Rzeczpospolita: IPN jest na dobrej drodze do rozwiązania zagadki samotnego grobu na Podlasiu. Najprawdopodobniej to grób zamordowanego w 1939 roku ułana. Skąd się wzięła nazwa „ułan"?
Piotr Jaźwiński: Pochodzi od nazwiska pułkownika Aleksandra Ułana. Oddziały tatarskie pod jego dowództwem służyły w armii króla Augusta II w XVIII wieku. Ale etos ułański wykształcił się w okresie napoleońskim i właściwie dopiero wtedy ułani weszli do historii polskiej i europejskiej kawalerii.
Potem jednak były zabory. Czy ułani zniknęli i odrodzili się dopiero w II RP?
Po odzyskaniu przez Polskę niepodległości z pułków tradycyjnych przetrwał tylko 1. Pułk Ułanów Austriackich, który potem stał się 8. Pułkiem Ułanów Księcia Józefa Poniatowskiego. Wszystkie pułki kawaleryjskie w czasach XX-lecia międzywojennego stworzyli od nowa oficerowie służący wcześniej w kawalerii austro- -węgierskiej i rosyjskiej, w niewielkim stopniu w pruskiej. Nawiązywały one oczywiście do pułków istniejących w okresie napoleońskim i powstania listopadowego.
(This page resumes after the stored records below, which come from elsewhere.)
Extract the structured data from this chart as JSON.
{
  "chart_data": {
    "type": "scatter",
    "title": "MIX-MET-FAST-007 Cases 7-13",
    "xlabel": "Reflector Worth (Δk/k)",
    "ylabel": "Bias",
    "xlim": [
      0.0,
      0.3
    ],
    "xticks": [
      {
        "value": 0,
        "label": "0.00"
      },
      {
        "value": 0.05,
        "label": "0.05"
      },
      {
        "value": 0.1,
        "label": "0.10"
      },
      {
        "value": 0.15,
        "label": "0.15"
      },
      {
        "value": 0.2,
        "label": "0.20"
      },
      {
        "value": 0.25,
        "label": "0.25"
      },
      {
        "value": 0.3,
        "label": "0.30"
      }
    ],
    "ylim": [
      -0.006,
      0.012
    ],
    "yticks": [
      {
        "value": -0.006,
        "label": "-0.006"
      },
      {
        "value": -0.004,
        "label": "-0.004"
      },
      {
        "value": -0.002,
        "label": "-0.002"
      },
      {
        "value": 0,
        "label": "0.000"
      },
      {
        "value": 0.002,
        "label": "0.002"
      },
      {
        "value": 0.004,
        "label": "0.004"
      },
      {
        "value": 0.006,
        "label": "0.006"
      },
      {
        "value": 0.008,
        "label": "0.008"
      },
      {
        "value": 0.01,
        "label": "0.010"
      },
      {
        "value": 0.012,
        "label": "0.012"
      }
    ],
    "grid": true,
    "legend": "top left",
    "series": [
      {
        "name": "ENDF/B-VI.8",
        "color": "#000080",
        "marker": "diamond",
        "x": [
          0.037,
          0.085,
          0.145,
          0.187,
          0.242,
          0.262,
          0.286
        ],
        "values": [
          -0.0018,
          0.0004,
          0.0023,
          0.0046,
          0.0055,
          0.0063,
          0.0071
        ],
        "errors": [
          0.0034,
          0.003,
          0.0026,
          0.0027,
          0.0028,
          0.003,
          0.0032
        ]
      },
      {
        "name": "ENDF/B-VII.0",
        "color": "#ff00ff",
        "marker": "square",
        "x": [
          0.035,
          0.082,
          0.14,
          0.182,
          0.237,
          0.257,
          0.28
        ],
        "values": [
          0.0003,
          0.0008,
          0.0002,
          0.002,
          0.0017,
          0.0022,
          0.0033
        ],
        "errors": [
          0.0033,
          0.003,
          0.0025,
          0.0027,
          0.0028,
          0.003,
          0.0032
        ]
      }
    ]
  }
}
Czym charakteryzowali się ułani?
W XIX wieku mieli charakterystyczne nakrycie głowy – czako ułańskie, spodnie z lampasami w barwach pułku, a także specjalną kurtkę ułankę. Na wzór polskich ułanów część umundurowania przejęli kawalerzyści brytyjscy, francuscy czy pruscy. Proporce przy lancach Brytyjczyków były amarantowe, tak jak przy lancach polskich.